The feds convicted 27 people in vote-buying schemes in eastern Kentucky and southern West Virginia. One Democratic county manager paid poor, handicapped and illiterate people to vote for him. He was still in office in 2004 when he was sentenced to just over two years in prison.
Other criminals included a sheriff, city police chief and a Circuit Court clerk in West Virginia. Prosecutors said the clerk, a Democrat, and his associates got precinct captains to pay people $20 to vote for a slate of preferred candidates in a May 2004 primary, with the goal of controlling county government. “This seems to be something that is just in the blood of people in southern West Virginia,” former West Virginia Secretary of State Ken Hechler told the Associated Press in 2005. “They’re always looking for ways to get away with this.”
…In 2012, the nonpartisan Pew Center on the States gave like-minded Republicans reason to cheer. Pew released a report declaring 24 million voter registration records were no longer valid and the nation’s registration systems needed a major upgrade. “Study: 1.8 million dead people still registered to vote,” read a National Public Radio headline when the report was first released. The findings gave ammunition to conservative groups like True the Vote, who were mobilizing volunteers around the country to analyze registration rolls and raise fears about voter fraud.
But Pew was not trying to scare people; it was trying to solve the problem. “There was no indication of fraud,” says David Becker, lead author of the Pew study. “It is a big leap from having an out-of-date record to intentionally attempting to cast a fraudulent ballot.” Along with the study, Pew launched a nonprofit, the Electronic Registration Information Center (ERIC), and several red and blue states immediately signed up to join. The center compares voter registration data to information from DMVs, the U.S. Postal Service, and the Social Security Index, and allows states to share data to verify whether a voter has moved or died.

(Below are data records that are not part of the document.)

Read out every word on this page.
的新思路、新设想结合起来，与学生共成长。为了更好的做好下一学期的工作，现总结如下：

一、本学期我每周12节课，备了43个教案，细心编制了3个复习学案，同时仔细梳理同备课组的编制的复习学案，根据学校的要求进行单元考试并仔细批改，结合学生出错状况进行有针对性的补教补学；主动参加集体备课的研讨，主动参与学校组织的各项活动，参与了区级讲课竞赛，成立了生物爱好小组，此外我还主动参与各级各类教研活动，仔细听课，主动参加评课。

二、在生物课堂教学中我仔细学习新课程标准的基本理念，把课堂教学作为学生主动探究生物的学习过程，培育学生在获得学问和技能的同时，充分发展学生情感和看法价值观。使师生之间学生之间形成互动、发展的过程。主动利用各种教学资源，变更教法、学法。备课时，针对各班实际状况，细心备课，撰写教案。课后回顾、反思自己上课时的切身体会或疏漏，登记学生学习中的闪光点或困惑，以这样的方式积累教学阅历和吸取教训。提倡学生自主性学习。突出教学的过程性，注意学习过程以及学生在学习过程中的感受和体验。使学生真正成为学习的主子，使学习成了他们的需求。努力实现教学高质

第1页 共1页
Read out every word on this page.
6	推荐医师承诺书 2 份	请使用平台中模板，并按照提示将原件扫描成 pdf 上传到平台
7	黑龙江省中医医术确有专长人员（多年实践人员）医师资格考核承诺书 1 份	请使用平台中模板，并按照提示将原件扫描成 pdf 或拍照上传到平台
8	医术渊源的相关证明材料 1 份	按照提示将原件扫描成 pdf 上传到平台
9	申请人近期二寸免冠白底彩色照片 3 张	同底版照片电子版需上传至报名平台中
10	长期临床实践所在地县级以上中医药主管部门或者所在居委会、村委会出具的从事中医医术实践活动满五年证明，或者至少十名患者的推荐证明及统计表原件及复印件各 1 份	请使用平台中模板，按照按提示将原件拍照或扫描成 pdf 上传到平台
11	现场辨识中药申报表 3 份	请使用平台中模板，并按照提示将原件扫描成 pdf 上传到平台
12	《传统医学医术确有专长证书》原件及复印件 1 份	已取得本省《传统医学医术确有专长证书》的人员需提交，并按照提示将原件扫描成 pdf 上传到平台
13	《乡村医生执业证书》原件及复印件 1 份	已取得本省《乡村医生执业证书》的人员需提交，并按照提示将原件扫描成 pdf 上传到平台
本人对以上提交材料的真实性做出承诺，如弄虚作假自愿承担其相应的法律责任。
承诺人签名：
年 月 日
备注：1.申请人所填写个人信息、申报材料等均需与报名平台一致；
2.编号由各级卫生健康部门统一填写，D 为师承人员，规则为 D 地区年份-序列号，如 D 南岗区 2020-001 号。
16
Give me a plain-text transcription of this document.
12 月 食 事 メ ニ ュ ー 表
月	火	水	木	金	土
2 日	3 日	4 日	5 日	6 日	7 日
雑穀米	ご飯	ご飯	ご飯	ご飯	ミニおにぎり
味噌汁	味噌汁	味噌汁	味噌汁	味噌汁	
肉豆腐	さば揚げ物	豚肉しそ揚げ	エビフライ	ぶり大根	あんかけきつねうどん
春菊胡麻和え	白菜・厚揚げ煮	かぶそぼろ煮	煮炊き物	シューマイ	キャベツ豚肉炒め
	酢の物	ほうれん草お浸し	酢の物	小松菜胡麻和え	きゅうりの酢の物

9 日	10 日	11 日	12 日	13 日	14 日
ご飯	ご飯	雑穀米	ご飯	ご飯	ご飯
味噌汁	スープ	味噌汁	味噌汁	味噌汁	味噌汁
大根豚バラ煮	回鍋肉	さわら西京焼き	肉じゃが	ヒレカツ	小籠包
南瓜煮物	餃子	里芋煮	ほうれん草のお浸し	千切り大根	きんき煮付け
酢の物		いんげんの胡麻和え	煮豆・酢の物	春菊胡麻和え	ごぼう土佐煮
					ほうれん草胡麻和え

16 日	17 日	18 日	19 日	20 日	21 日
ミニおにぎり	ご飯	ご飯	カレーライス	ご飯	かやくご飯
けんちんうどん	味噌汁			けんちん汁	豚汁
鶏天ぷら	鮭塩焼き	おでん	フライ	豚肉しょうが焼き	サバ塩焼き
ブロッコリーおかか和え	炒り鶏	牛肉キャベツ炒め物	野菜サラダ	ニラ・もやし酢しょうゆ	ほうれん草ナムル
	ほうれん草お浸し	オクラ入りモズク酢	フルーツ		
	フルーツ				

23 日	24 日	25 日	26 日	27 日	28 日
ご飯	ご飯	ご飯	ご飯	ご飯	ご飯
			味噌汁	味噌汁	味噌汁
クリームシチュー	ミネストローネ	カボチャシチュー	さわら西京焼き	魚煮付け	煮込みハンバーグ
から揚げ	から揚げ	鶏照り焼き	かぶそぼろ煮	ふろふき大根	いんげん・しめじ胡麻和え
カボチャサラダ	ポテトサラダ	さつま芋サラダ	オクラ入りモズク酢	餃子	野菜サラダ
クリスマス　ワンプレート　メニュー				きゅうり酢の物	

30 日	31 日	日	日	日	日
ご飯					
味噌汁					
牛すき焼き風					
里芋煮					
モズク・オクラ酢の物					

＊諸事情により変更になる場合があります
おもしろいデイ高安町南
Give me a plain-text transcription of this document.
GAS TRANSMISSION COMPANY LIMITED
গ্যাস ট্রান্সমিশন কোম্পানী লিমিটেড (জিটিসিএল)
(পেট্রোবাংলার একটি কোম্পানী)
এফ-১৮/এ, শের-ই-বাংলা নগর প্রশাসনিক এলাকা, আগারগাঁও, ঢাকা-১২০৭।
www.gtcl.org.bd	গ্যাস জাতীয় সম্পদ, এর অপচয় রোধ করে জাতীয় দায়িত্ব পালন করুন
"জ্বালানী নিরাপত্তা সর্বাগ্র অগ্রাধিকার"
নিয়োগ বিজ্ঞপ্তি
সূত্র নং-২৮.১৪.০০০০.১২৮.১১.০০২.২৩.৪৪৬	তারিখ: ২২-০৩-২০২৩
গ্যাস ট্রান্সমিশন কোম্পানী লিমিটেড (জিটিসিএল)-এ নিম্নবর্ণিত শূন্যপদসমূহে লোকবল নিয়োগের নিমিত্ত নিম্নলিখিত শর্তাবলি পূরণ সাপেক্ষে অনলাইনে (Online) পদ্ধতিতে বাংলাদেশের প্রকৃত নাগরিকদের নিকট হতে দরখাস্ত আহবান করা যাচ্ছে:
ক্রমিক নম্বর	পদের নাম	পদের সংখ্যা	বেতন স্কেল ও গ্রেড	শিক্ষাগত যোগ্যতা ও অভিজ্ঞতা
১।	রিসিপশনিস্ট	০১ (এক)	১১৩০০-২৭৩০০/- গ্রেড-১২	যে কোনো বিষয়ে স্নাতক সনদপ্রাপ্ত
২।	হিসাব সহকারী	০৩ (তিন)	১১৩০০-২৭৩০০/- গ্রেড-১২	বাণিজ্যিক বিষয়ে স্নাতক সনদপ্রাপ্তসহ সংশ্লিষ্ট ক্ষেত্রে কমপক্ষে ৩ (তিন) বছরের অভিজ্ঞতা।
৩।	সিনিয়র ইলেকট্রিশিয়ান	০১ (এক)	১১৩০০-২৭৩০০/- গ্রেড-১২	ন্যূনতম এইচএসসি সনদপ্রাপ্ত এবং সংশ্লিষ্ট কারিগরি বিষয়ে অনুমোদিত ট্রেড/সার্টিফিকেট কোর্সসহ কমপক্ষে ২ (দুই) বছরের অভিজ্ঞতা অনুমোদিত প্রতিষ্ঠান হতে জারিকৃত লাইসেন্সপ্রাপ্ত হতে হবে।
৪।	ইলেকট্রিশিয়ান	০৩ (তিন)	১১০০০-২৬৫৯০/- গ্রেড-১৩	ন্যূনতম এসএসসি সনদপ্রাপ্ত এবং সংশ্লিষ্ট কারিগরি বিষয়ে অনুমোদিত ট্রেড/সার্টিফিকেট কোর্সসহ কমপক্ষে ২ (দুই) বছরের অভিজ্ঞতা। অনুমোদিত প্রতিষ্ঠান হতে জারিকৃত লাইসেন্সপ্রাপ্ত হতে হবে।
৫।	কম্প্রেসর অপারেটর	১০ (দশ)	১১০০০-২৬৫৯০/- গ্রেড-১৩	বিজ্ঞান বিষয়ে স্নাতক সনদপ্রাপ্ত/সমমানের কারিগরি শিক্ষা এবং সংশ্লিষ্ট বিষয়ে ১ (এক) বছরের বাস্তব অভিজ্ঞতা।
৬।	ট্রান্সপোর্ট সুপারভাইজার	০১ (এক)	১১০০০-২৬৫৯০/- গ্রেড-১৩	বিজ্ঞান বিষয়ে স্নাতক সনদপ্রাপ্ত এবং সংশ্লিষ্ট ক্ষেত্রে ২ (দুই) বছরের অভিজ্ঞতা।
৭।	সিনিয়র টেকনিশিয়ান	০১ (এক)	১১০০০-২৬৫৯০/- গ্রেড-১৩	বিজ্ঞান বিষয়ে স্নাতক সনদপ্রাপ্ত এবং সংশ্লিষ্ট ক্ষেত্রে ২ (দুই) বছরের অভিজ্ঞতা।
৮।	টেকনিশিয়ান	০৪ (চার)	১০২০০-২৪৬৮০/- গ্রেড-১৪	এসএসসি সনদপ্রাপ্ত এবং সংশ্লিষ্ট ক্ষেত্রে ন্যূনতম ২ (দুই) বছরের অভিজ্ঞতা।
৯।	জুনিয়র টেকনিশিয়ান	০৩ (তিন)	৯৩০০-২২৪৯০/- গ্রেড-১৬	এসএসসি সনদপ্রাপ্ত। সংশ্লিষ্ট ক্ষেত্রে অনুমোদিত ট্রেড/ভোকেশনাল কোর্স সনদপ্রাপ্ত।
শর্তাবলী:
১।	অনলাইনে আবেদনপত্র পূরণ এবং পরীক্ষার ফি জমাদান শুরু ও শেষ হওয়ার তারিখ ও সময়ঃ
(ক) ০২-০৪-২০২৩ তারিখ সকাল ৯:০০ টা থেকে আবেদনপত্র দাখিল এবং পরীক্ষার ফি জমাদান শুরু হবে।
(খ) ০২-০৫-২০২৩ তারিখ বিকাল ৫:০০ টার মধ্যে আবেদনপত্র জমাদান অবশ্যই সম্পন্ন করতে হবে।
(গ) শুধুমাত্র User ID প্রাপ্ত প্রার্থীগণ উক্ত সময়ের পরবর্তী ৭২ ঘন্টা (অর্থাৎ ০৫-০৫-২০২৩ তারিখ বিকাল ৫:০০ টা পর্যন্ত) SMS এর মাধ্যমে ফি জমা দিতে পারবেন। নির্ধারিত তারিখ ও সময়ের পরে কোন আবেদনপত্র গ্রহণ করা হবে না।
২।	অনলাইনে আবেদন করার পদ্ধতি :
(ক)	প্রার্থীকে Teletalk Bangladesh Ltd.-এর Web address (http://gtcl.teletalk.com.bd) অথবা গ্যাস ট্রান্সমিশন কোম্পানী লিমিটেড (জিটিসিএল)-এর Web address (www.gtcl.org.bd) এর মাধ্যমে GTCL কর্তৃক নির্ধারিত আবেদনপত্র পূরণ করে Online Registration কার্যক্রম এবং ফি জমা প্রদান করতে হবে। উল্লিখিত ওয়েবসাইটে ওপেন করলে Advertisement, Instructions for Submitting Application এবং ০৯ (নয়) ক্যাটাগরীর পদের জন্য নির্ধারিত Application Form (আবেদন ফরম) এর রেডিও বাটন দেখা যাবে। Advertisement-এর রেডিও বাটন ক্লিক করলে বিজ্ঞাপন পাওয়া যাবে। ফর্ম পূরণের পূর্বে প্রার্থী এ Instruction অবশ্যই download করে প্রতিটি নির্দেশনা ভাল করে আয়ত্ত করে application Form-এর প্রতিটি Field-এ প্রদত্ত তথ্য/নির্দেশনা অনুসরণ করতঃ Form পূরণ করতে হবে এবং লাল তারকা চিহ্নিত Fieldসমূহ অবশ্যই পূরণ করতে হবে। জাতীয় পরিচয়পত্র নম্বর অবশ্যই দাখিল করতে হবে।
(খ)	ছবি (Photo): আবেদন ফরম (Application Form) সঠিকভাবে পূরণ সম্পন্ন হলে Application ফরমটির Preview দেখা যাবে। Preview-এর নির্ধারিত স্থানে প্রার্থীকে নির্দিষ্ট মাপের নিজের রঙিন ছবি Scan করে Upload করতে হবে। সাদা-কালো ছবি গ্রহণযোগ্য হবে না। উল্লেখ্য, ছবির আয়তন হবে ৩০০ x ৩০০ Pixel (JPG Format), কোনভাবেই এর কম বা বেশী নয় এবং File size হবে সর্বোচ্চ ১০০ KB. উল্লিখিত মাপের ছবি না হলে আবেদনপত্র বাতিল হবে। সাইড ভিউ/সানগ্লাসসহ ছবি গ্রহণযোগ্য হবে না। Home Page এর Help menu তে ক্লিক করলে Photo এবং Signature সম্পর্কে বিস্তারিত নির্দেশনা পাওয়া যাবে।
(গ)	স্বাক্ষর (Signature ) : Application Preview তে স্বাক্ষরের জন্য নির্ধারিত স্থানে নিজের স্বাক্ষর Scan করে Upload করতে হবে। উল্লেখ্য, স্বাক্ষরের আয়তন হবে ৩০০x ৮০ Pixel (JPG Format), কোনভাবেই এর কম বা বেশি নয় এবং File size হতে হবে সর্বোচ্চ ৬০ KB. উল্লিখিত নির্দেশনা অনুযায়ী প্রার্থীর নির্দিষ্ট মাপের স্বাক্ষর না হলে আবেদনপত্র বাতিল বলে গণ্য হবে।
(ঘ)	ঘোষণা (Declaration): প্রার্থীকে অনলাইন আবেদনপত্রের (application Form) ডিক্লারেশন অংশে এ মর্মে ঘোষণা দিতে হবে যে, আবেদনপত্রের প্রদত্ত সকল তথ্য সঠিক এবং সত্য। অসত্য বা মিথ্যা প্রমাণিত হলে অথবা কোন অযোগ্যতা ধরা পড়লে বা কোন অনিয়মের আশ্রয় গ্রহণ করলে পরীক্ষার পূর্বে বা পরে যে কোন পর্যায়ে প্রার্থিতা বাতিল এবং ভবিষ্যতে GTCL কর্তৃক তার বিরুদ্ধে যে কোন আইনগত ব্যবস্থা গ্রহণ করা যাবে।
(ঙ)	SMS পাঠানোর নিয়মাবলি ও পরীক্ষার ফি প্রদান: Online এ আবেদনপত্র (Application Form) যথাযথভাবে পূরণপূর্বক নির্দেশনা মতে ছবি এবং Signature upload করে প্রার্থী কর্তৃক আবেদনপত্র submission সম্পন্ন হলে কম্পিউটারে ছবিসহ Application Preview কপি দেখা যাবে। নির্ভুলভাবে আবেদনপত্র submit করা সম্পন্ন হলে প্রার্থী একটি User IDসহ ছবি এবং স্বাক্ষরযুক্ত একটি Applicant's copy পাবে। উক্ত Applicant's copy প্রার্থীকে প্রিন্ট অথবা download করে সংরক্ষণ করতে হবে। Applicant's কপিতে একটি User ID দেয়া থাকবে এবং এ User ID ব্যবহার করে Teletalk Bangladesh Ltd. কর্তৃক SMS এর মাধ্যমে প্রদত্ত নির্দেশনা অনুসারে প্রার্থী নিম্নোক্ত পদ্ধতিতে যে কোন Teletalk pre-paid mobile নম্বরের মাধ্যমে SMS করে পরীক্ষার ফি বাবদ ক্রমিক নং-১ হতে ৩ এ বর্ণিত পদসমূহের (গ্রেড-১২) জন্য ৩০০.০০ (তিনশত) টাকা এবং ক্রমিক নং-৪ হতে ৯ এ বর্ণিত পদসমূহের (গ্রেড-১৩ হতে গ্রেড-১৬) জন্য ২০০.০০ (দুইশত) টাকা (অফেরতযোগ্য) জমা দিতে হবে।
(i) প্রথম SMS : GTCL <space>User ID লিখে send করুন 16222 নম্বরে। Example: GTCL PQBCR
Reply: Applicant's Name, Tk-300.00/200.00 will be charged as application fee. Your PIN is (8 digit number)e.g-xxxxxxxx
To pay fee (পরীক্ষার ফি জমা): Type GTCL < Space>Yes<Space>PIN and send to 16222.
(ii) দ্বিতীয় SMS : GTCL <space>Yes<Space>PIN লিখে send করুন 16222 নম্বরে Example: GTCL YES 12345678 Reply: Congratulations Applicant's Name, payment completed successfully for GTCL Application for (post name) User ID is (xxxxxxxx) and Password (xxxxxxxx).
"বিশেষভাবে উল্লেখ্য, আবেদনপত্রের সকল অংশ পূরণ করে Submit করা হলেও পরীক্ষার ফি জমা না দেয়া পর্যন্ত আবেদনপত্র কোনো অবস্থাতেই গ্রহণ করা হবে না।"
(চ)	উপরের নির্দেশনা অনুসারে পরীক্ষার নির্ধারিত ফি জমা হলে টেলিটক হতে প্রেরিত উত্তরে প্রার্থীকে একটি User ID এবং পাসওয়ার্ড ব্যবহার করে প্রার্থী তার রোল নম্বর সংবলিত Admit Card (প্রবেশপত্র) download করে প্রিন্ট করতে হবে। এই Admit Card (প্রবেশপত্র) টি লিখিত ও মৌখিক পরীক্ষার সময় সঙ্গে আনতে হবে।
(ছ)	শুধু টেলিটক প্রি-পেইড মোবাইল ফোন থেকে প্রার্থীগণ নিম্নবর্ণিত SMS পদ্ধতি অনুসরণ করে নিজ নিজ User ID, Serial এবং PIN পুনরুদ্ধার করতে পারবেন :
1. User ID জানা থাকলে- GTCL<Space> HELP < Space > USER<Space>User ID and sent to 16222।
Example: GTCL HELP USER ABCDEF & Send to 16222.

Much has changed in the five years since the report was released. Thirty-four states now offer online voter registration, and 20 are part of ERIC. Becker says it has helped correct about 5 million records and register 1 million to 2 million more voters. “The states have gone a long way toward correcting that administrative inefficiency in the system,” he says.
…“Just because someone can fill out a registration form doesn’t meant they get on a [voter] list, doesn’t mean they cast a ballot, doesn’t meant the ballot is counted,” Becker says. “There’s a variety of checks in place … that would easily prevent widespread fraud.”
Studies conducted by academics and secretaries of state have found noncitizen voting to be extremely rare. There are small-scale examples, such as the Texas city councilwoman who was sentenced to five years in prison for registering noncitizens to vote during a 2006 primary. But Lorraine Minnite, a public policy professor at Rutgers, studied the Justice Department’s voter fraud crackdown during the Bush years and found that only 14 noncitizens were convicted of voting between 2002 and 2005.